このうち、第1の法則「概日リズム」とは、睡眠は1日を単位とするリズム現象のことであり、脳内に存在する生物時計に管理されているというものです。(これを専門的には、「サーカディアン(概日)性の調節方式」とか、あるいは「時刻依存性の調節方式」と呼んでいます。) この「概日リズム」とは、ほとんどの生物に存在している約24時間周期で変動する生理現象を指し、「概(おおむ)ね一日」の意味です。

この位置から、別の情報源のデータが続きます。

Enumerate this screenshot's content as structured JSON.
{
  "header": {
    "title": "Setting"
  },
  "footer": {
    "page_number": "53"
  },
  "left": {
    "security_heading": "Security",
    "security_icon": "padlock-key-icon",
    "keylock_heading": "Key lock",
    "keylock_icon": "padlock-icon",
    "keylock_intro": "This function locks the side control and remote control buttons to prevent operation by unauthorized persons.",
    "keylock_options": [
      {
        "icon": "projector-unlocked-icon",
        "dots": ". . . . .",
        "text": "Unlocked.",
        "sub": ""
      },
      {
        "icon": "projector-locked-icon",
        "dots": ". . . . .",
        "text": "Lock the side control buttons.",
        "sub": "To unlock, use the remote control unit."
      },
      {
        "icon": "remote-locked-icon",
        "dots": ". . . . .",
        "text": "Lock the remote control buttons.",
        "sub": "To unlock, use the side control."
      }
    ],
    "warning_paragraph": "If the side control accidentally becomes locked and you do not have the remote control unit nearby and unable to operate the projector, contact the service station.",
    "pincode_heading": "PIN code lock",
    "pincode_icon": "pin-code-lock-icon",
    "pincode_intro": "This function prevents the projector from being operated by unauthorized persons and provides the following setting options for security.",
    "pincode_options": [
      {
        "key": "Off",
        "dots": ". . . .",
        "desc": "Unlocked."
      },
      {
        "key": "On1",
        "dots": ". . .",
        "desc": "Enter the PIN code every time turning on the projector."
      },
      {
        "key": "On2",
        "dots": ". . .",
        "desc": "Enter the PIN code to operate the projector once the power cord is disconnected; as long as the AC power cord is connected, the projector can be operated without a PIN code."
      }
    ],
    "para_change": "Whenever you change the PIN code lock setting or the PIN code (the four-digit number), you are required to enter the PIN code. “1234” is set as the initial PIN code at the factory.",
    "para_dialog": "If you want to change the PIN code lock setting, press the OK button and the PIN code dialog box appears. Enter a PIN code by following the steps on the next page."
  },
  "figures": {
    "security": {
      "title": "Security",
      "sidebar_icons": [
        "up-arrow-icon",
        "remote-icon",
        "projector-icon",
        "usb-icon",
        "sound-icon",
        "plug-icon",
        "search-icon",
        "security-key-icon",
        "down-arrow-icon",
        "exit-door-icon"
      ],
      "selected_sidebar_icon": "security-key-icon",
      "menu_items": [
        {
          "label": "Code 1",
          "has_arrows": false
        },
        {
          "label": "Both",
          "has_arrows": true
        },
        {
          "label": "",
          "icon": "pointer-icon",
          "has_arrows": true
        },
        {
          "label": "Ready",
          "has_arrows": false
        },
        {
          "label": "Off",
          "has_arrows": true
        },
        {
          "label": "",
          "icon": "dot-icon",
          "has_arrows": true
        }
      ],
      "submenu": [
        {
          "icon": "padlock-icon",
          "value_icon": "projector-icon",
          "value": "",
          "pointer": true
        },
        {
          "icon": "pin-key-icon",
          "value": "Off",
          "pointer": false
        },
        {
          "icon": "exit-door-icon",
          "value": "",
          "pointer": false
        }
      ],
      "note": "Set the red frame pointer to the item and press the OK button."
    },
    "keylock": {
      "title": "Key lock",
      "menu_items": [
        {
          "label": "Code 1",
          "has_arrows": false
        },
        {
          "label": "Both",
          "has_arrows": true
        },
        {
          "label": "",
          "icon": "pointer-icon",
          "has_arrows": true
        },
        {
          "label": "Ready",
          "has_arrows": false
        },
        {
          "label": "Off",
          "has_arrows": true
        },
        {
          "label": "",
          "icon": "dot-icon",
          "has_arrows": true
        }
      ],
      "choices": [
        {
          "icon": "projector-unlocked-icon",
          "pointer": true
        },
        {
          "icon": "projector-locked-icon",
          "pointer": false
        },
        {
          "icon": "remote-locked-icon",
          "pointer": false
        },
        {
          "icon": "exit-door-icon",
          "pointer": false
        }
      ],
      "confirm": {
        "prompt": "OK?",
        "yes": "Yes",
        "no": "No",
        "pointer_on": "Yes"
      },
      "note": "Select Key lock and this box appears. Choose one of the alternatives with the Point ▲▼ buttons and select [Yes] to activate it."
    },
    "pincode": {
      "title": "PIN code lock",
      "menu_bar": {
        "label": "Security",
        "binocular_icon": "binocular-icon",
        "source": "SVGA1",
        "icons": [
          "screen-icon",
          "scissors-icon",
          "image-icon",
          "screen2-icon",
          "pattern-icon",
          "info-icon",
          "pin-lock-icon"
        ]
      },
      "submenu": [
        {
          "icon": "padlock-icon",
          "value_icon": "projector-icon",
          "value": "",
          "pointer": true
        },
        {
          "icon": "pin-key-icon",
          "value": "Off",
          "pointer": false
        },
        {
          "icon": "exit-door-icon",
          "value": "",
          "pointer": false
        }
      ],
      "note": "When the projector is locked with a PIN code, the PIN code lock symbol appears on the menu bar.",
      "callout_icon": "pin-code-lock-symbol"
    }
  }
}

一方、第2の法則「ホメオスタシス」とは、先行する断眠時間の長さによって、睡眠の質と量とが決定されるというものです。 (これを専門的には、「時刻非依存性の調節方式」とか、あるい「ホメオスタシス性の調節方式」と呼んでいます。) この「ホメオスタシス」とは、日本語では恒常性と訳されるように、生物の体の状態が一定に保たれるという性質や、その状態を指す言葉で、健康を定義する重要な要素でもあります。
つまり、睡眠とは、時刻に依存する「概日リズムを基準とする調節機能」と、時刻には依存せず、「ホメオスタシスによる調節機能」との2つの機能により、コントロールされているわけです。

この2つの法則は、お互いに協調して相補的でありますが、それぞれ独立に作用を発現することができるものです。
たとえば、人間の生物時計は、第1の法則として、ほぼ1日周期で、「活動−休息のリズム」(概日リズム)信号を出していますが、この信号にもとづいて脳は眠気を発生させますので、休息期の時間帯(夜間)のほうが、活動期の時間帯(昼間)よりも眠るのに都合がよいということになります。
また、人間には、第2の法則により、睡眠をコントロールする脳が、「睡眠不足の量」をもとにして、その後の「眠りの質と量」を決定しています。 つまり、寝不足の時間が長ければ長いほど、睡眠の時間と欲求は強くなるように機能しているわけです。